2017 Interdisciplinary Award in the Humanities and Social Sciences

Three teams of University of Oregon researchers have received the 2017 Interdisciplinary Award in the Humanities and Social Sciences. Generously supported by the University of Oregon Foundation, these vital awards provide $25,000 in seed funding to conduct preparatory work on projects, paving the way for additional external funding.

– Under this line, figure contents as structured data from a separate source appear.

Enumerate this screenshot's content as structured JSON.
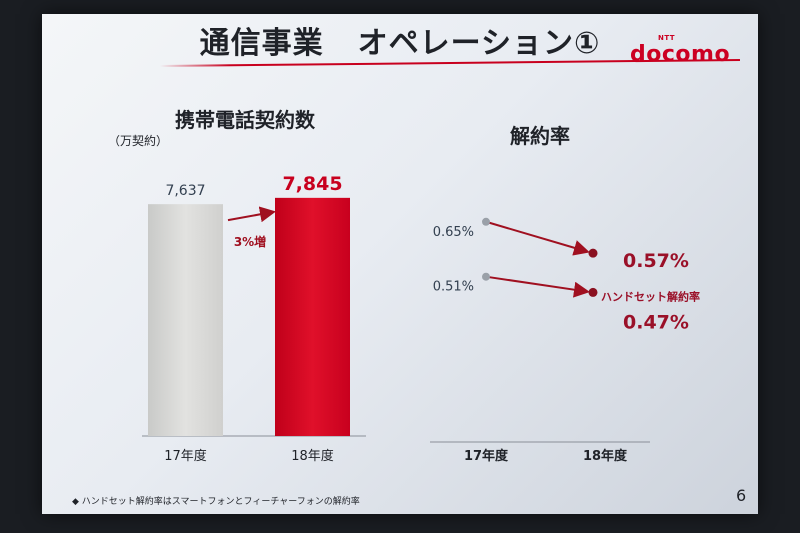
{
  "slide": {
    "title_part1": "通信事業",
    "title_part2": "オペレーション①",
    "logo_text": "docomo",
    "logo_small": "NTT",
    "page_number": "6",
    "footnote": "◆ ハンドセット解約率はスマートフォンとフィーチャーフォンの解約率"
  },
  "left_panel": {
    "title": "携帯電話契約数",
    "unit": "（万契約）"
  },
  "right_panel": {
    "title": "解約率"
  },
  "colors": {
    "accent_red": "#c8001e",
    "bar_gray": "#dcdcda",
    "bar_red": "#d4001e",
    "point_gray": "#9aa0a8",
    "text_dark": "#1f2228"
  },
  "chart_data": [
    {
      "type": "bar",
      "title": "携帯電話契約数",
      "unit": "（万契約）",
      "categories": [
        "17年度",
        "18年度"
      ],
      "values": [
        7637,
        7845
      ],
      "value_labels": [
        "7,637",
        "7,845"
      ],
      "annotation": "3%増",
      "ylim": [
        0,
        8400
      ]
    },
    {
      "type": "line",
      "title": "解約率",
      "categories": [
        "17年度",
        "18年度"
      ],
      "series": [
        {
          "values": [
            0.65,
            0.57
          ],
          "labels": [
            "0.65%",
            "0.57%"
          ]
        },
        {
          "name": "ハンドセット解約率",
          "values": [
            0.51,
            0.47
          ],
          "labels": [
            "0.51%",
            "0.47%"
          ]
        }
      ]
    }
  ]
}
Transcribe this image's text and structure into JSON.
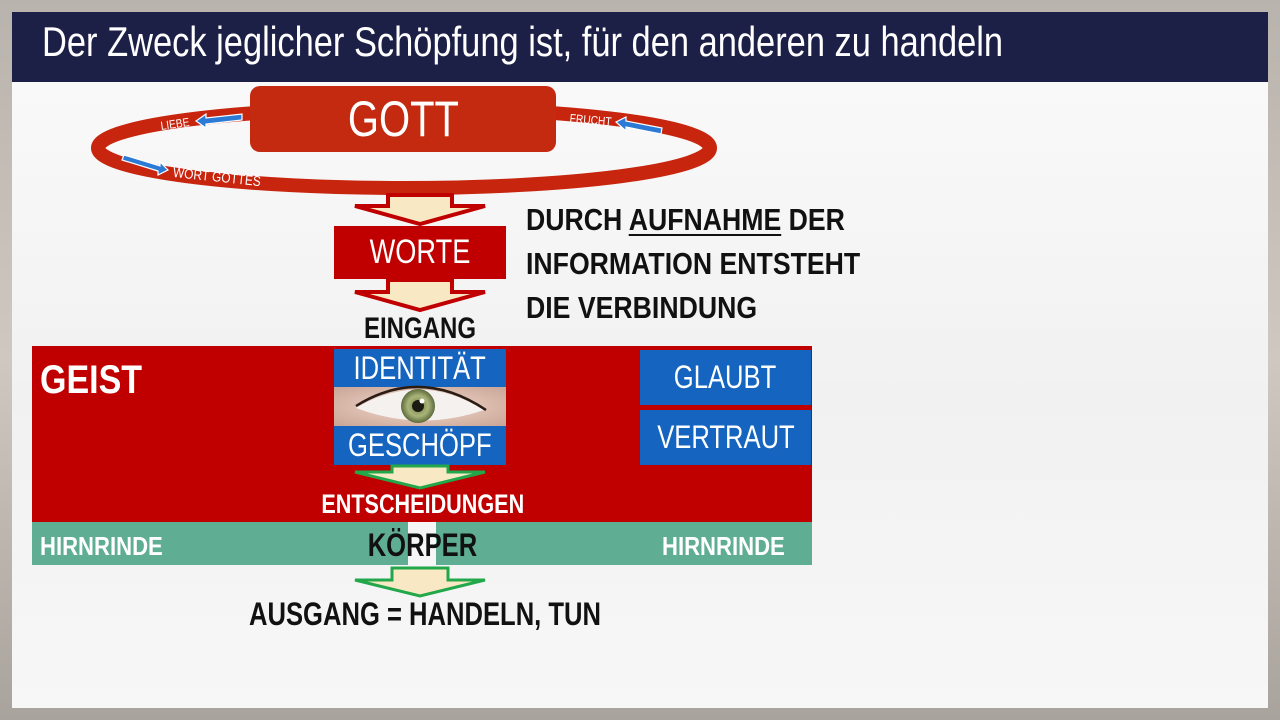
{
  "title": "Der Zweck jeglicher Schöpfung ist, für den anderen zu handeln",
  "cycle": {
    "center": "GOTT",
    "labels": {
      "love": "LIEBE",
      "fruit": "FRUCHT",
      "word": "WORT GOTTES"
    }
  },
  "words": "WORTE",
  "input": "EINGANG",
  "explanation": {
    "line1_pre": "DURCH ",
    "line1_underlined": "AUFNAHME",
    "line1_post": " DER",
    "line2": "INFORMATION ENTSTEHT",
    "line3": "DIE VERBINDUNG"
  },
  "spirit": {
    "label": "GEIST",
    "identity": "IDENTITÄT",
    "creature": "GESCHÖPF",
    "believes": "GLAUBT",
    "trusts": "VERTRAUT",
    "decisions": "ENTSCHEIDUNGEN"
  },
  "body": {
    "left": "HIRNRINDE",
    "center": "KÖRPER",
    "right": "HIRNRINDE"
  },
  "output": "AUSGANG = HANDELN, TUN",
  "colors": {
    "title_bar": "#1c1f46",
    "red": "#c00000",
    "ring": "#c8250f",
    "blue": "#1565c0",
    "teal": "#5fae93",
    "arrow_green": "#22a84a",
    "arrow_fill": "#f8e8c4"
  }
}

The program prioritizes projects that investigate the interrelationships between human activity and the environment. The recipients of  2017 awards are:

  • Michelle Jacob (Education Studies) –  The award will establish an Indigenous Traditional Ecological Knowledge (ITEK) Research Partnership at the University of Oregon, building on the interdisciplinary research partnerships that already exist within the university and with Northwest Tribal Nations. The team includes co-PIs Virgina Beavert (Northwest Indian Language Institute), Kirby Brown, (English), Robert Elliot (Northwest Indian Language Institute) and Nathan Georgitis (UO Libraries). The partnership will work to engage Northwest Tribal leaders to create a database of existing knowledge and identify strenths, research gaps, and future projects along with developing a research training program for students  in ITEK research.
  • Ryan Light (Sociology) – Ryan Light will lead a team of researhers  interested in using social media data to quickly and effectively identify public health concerns that are the results of  environmental contamination. The team includes co-PIs Reza Rejaie, (Computer and Information Science), Clare Evans, (Sociology) and Raoul Lievanos (Sociology). The goal of this project is to develop a toolkit for computational environmental health science to track health events using big data. The award will create a pilot project to test the methodology and validate analytic tools with three historical case studies.
  • Marsha Weisiger (History) – The award will fund a two-year research and public engagement program on the topic of Oregon’s public lands carried out by the UO Center for Environmental Futures. The team includes co-PIs Stephanie LeMenager (English and Environmental Studies), Sarah Wald, (Environmental Studies & English. Project outcomes include a co-authored book and an interactive website which will reflect perspectives on the role of public lands in climate change mitigation, the complex relationship of public lands on Native sovereignty, the vitality of our rural ranching and logging communities, issues of diversity, equity, and inclusion in the public lands, and the role of public lands in  democratic culture.

“These dynamic scholars are committed to innovative projects that will have human impacts,” said Jim Shephard, chair of the University of Oregon Foundation Board. “The University of Oregon Foundation is proud to support their outstanding work through this award program.”

I hope you will join me in congratulating this year’s awardees and thanking the University of Oregon Foundation for their generous support.